As Ginnie Mae II prices collapse, opportunity knocks
admin | January 24, 2020
This document is intended for institutional investors and is not subject to all of the independence and disclosure standards applicable to debt research reports prepared for retail investors.
Price spreads between Ginnie Mae II MBS and UMBS have collapsed lately, driven by fears of increasingly fast Ginnie Mae prepayment speeds. A substantial pipeline of FHA and VA loans looks set to become very refinanceable in the next few months, pushing speeds up and MBS carry down sharply. Ginnie Mae II coupons may have repriced fairly with the exception of 1 WALA 3.0%s. Those pools trade at a price premium to TBA of around 1/32 and have a much lower likelihood of accelerating. And for extra protection, 1 WALA 3.0%s pools with 0% VA work well, too.
Price spreads between Ginnie Mae’s and UMBS have collapsed
Since November the price spread between Ginnie Mae II and UMBS 30-year pools has plummeted. For example, the spread on 3.0%s has fallen roughly 17/32s since the end of November with the price spread on 3.5%s down nearly 30/32s and 4.0%s down 28/32s. The swaps in 3.0%s, 3.5%s and 4.0%s are all well below levels seen over the last year even after adjusting for dollar price (Exhibit 1).
Exhibit 1: Price spreads have dropped to the lowest level since the start of 2019
Fear of increasingly fast Ginnie prepayment speeds is hurting Ginnie prices
Ginnie Mae MBS in the last few months have shown much worse convexity than conventional MBS. Both the FHA and VA offer easy-to-use low-cost streamlined refinancing. VA borrowers are especially prone to refinance, since they tend to have much better credit than the typical FHA borrower and are more likely to take advantage of refinancing opportunities. Neither GSE offers a streamlined refinance program. In some cases the appraisal can be re-used or potentially waived, but this is not nearly as beneficial as the two government programs.

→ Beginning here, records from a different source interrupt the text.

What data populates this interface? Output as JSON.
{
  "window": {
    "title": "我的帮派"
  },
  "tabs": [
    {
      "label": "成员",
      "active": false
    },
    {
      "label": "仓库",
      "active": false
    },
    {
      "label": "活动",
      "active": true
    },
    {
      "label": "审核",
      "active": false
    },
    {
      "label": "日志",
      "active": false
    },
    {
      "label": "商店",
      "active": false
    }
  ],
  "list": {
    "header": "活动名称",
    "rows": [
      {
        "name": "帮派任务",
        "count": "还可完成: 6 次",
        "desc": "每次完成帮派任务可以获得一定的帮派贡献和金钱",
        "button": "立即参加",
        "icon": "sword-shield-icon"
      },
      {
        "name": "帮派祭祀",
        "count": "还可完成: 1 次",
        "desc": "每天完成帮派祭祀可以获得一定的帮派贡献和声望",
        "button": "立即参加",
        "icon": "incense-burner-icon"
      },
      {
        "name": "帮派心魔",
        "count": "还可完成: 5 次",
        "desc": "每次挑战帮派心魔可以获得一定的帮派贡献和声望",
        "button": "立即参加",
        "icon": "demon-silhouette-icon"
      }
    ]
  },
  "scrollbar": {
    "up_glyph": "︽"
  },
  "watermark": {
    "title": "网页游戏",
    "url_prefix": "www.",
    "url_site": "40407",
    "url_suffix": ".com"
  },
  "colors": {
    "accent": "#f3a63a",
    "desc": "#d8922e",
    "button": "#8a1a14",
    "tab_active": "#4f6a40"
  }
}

Seasoning ramps from the January prepayment report, reflecting December prepayment speeds, illustrate how much faster Ginnie Mae pools are prepaying than conventional pools (Exhibit 2). FHA loans cannot use streamline refinancing for at least six months after origination, while VA loans cannot use any VA refinance program for at least seven months after origination. Ginnie Mae MBS prepayment speeds on pools with more than six or seven months of seasoning spiked in December above 80 CPR while speeds on comparable conventional pools didn’t exceed 40 CPR.
Exhibit 2: Ginnie Mae pools prepay much faster than conventionals after 6 to 7 WALA
Ginnie Mae speeds also tend to be slower than conventional MBS before seasoning six to seven months. Conventional lenders typically attempt to prevent refinancing at low WALAs but their methods are less effective than the FHA’s and VA’s. For example, a bank might prevent their employees from refinancing a loan before six months of seasoning. However, that same bank can’t easily enforce that requirement on a correspondent lender or broker; these third-party originators could process the refinance through a different lender to bypass any restrictions. Or the borrower could work with a different lender. However, in Ginnie Mae MBS the restriction is enforced by the FHA or VA, and the agency knows whether or not the original loan is eligible to refinance even if the lender is different. Therefore, at very low WALAs Ginnie Mae MBS actually prepay more slowly than conventional.
A large amount of Ginnie production is about to become very refinanceable
Since interest rates fell throughout most of 2019, many loans came to market in the middle and latter half of the year. So a large amount of Ginnie Mae MBS has not yet seasoned enough to be refinanced, but it is moving into a potential refinancing window over the next few months (Exhibit 3).
Exhibit 3: Many Ginnie Mae pools have not seasoned into the prime refinancing window
Some loans in Ginnie 3.5%s and 4.0%s have seasoned out of the refinance restrictions, which is why prepayment speeds have picked up relative to conventionals over the last few months. But many more loans are still less than six WALA, and the pending increase in speeds is weighing on TBA price spreads compared to conventional MBS. In conventionals, however, a far greater share of loans have already seasoned enough to easily refinance, so there is less risk of faster prepayments as the remaining loans season and therefore less pressure on prices.
In 3.0%s very few Ginnie Mae loans have seasoned enough to be able to refinance. The drop in the coupon swap represents investors pricing the risk of faster prepayment speeds, but the probability of faster speeds in this coupon may not be that high. The seasoning ramp suggests that 3.0%s will spike after 6 WALA, but they won’t reach the same levels as higher coupons unless interest rates also drop. Ginnie 2.5% production has started again but is still only about $5 billion a month, indicating not many borrowers are refinancing into that coupon at current interest rates. VA borrowers also face other hurdles to qualify for a refinance, such as a minimum 50 bp rate reduction. These hurdles might disqualify a 3.0% coupon VA borrower from refinancing. Therefore not many 3.0% borrowers should refinance unless rates fall.
Ginnie Mae II 3.0% pools with 1 WALA could be a sweet spot
An investor buying a 3.0% Ginnie Mae MBS pool at 1 WALA would have almost six months of prepayment protection. And if rates increase then the faster prepayment speeds priced into the coupon may never materialize. And there is the potential for significant upside if the price spread to Fannie Mae MBS returns to historical levels. The pay-up for 1 WALA 3.0%s for January is slightly below 1/32 and for February slightly above 1/32. The small pay-up seems inexpensive for the initial prepayment protection and the potential upside into a sell-off.
Investors that are able to buy Ginnie Mae custom pools, which are not TBA-deliverable, can consider even better convexity paper. For example, pools that do not contain VA loans should have much better convexity than those that do. The 3.0% coupon tends to have a heavier concentration of VA loans, so a 1 WALA 0% VA pool should prepay much better than the 3.0% TBA. These pools tend to trade at lower pay-ups than many other types of call protected collateral, so might be another inexpensive way to benefit from low Ginnie Mae prices.